The Investment Column: French Connection finding menswear a tough nut to crack

Telent; Alea Group Holdings

Edited,Andrew Dewson
Thursday 17 May 2007 00:17 BST
Comments

Our view: Buy

Share price: 240.75p

If ever a company were guilty of killing the goose that laid the golden egg, it's French Connection. The fashion retailer's "FCUK" advertising slogan went from being a stroke of genius to a tiresome turn-off, and, as a result, the company has endured a shocking couple of years.

The shares are worth just over half of their May 2004 value - during which time the FTSE 250 has more than doubled. Profits at French Connection have shrunk from £38.1m to just £4m last year. Depressing stuff.

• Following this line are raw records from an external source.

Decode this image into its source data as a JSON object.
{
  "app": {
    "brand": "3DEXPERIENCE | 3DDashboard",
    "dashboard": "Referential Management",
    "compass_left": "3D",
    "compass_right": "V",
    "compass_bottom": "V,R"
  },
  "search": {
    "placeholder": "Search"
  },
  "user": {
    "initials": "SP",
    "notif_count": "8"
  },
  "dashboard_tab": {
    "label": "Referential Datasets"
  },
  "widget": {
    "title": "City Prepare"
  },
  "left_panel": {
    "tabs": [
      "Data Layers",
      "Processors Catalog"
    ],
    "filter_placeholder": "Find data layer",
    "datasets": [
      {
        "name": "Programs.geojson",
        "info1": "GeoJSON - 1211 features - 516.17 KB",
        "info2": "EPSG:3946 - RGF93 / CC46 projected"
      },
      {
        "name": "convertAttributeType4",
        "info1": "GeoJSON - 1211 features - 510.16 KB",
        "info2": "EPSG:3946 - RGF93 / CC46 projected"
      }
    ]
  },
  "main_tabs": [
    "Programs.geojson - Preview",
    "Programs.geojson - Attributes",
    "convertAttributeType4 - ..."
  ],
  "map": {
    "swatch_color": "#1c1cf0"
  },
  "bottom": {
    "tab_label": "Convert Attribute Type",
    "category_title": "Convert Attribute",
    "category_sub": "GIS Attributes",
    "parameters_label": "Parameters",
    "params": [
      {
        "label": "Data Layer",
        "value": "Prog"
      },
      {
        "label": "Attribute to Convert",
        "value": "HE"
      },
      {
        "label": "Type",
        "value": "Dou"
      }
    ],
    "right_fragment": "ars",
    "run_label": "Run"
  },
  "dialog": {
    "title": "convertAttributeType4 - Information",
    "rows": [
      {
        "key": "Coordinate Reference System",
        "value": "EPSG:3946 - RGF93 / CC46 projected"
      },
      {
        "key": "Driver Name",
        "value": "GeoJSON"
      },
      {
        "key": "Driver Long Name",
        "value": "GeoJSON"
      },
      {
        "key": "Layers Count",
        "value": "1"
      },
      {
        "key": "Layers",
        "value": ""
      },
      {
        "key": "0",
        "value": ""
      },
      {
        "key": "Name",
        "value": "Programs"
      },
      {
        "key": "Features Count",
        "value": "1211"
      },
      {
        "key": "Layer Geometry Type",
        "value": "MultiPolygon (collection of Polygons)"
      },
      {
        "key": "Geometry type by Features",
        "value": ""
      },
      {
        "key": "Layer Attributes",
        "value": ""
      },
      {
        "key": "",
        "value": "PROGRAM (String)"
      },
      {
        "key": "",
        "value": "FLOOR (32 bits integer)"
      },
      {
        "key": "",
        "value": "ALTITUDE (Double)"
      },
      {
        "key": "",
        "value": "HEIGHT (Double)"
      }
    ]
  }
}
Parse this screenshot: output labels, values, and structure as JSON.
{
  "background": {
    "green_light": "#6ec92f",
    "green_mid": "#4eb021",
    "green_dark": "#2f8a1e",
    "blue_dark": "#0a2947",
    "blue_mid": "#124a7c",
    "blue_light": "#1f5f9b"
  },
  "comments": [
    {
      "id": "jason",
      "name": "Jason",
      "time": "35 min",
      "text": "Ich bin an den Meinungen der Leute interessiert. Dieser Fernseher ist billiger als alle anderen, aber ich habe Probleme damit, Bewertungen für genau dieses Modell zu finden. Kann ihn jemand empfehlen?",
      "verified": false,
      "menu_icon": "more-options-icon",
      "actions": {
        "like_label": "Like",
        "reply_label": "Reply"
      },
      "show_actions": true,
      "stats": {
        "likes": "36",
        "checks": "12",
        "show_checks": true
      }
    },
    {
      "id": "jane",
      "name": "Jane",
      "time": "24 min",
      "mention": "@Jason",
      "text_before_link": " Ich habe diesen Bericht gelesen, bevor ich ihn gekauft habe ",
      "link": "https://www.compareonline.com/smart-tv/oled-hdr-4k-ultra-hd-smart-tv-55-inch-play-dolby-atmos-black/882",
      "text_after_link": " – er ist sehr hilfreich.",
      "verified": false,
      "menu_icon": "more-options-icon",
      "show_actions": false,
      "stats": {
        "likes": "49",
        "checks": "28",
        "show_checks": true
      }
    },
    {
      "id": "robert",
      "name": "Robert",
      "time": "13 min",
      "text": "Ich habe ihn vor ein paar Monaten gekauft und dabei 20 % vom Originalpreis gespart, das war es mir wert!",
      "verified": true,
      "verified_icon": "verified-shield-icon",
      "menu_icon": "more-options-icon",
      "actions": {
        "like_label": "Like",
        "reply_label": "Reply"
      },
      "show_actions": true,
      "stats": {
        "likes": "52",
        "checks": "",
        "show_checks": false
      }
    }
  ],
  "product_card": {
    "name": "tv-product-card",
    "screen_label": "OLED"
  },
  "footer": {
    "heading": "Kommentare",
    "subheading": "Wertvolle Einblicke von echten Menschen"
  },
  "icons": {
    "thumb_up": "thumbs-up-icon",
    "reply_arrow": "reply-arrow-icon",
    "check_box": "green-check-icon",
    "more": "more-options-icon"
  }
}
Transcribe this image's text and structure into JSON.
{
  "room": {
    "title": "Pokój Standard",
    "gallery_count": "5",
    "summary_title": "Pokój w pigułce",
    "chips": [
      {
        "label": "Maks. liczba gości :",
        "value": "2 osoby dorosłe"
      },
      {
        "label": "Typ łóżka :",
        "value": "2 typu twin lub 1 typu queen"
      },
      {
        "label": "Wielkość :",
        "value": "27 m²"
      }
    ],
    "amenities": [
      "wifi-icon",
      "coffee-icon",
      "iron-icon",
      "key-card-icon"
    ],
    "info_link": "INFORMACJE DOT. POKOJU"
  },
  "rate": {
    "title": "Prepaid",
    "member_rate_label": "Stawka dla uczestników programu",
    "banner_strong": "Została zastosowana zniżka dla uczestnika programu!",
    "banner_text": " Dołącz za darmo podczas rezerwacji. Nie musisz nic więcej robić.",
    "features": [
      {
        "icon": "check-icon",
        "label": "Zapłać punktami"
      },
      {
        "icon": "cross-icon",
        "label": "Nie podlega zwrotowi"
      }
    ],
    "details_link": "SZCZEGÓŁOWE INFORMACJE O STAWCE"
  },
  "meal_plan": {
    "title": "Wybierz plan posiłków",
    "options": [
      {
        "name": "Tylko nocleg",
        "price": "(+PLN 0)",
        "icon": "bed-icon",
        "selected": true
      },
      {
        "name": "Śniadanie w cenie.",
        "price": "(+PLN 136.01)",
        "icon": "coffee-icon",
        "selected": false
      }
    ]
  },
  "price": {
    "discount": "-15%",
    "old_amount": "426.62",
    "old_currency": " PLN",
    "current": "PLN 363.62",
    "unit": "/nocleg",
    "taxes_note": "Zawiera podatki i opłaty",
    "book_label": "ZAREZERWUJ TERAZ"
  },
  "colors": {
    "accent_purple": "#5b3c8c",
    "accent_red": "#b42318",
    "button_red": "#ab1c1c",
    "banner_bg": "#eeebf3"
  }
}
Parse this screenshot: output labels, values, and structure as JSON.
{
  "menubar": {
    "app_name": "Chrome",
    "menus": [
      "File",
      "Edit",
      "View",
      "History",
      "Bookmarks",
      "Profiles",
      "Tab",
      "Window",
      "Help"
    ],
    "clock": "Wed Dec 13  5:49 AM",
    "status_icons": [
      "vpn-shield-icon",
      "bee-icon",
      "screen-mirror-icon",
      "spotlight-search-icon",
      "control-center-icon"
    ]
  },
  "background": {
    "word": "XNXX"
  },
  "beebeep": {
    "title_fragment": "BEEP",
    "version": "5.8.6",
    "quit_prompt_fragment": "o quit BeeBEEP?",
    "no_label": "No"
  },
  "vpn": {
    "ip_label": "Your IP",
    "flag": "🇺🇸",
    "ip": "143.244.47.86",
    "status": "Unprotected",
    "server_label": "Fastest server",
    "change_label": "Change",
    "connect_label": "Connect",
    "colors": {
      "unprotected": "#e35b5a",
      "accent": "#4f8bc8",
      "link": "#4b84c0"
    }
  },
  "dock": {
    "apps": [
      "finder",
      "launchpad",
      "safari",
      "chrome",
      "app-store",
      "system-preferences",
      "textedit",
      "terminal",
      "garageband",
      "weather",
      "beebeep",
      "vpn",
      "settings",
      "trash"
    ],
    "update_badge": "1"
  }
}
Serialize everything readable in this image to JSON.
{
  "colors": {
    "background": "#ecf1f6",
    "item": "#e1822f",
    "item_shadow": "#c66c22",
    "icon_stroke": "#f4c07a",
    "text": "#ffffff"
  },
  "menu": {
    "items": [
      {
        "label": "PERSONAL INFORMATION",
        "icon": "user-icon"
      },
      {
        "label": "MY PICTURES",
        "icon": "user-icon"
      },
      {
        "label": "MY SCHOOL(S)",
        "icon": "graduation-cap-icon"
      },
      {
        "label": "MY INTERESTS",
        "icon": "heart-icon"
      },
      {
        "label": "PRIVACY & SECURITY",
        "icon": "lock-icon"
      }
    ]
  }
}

But all is not lost. Although the shares fell 20p yesterday on the back of the interim pre-close trading statement, there are signs that the company is turning around. It looks like the ladieswear range is right for the summer and although menswear is proving a harder nut to crack, first half sales in the retail division are up 5 per cent on a like-for-like basis.

A small decline in wholesale orders for winter and autumn 2007 was mainly down to the transfer of some franchises into the wholesale division and came as no surprise, while the company retains a healthy cash balance of £33.5m. The company expects to add to its cash pile this year and remains virtually debt-free.

The one spanner in the works is Toast, the group's catalogue and online upmarket womenswear venture, where current trading was described as "very disappointing". Toast looks badly burned but the company is confident its performance will improve.

Founder, chief executive and chairman Stephen Marks still owns 42 per cent of the company so shareholder interests are firmly aligned with management.

Fashion retailers live and die by the strength of their ranges, something that French Connection is painfully aware of. But the time to invest in a turnaround situation is before it is completed and French Connection, still a strong brand name, looks worth a punt for investors with plenty of nerve.

Telent

Our view: High risk buy

Share price: 500.25p

The communications firm telent (yes, it is a small t - dotcom marketing gurus didn't all disappear overnight) is the rump of the old Marconi business that was at the centre of a bid struggle between hedge funds Fortress and Polygon last year.

Fortress offered to buy the company for £346m but the takeover was blocked at the last minute. Polygon, by then telent's largest shareholder, argued that the bid undervalued the company due to millions of pounds held to ensure the company could meet pension obligations.

Although telent's results for the year to the end of March showed deterioration in revenue and profits, revenues surged 10 per cent in the second half and the resumption of the dividend shows the company is heading in the right direction.

Chief executive Mark Plato has outlined a plan to grow sales organically in the high single-digit range and to target selective acquisitions. However in the longer term, telent faces scale issues and is overly reliant on its main customer, BT.

Analysts continue to point to telent's enormous cash balance as the main source of potential upside in the stock. The company had a cash balance of £749m at the end of the year, of which £514m is held against pension liabilities. Given telent's market capitalisation of £312m, the potential to release some cash from the escrow account and feed it back to shareholders is significant. The underlying business is recovering, but on the cash balance basis alone the shares are worth a punt.

Alea Group Holdings

Our view: Sell

Share price: 103p

Shares in Alea, the reinsurance group, have plummeted by almost two-thirds since they were floated on the London market at the end of 2004. A series of heavy hurricane claims in 2005 was mainly to blame, after which investors refused to back an equity fund raising to get the business back on its feet.

Since then, Alea has closed all its active divisions, and sold off everything but its legacy book of business.

The board gave shareholders an escape route by accepting an offer from the Fortress Investment Group at 93p a share. However, a handful of medium-sized investors refused to back the bid, claiming Alea's net asset value is almost 50p a share higher. Although Fortress raised its offer to 96.5p a share last week, the rebel investor is looking for at least 20p a share more.

Assessing the value of a back-book of reinsurance is never a precise science and some analysts believe the true value of Alea is not nearly as high as the rebels are claiming.

There is no guarantee that shareholders will ever realise any more than 96.5p a share even if the company was allowed to run off over time, so investors should take what the market is offering and head for the hills.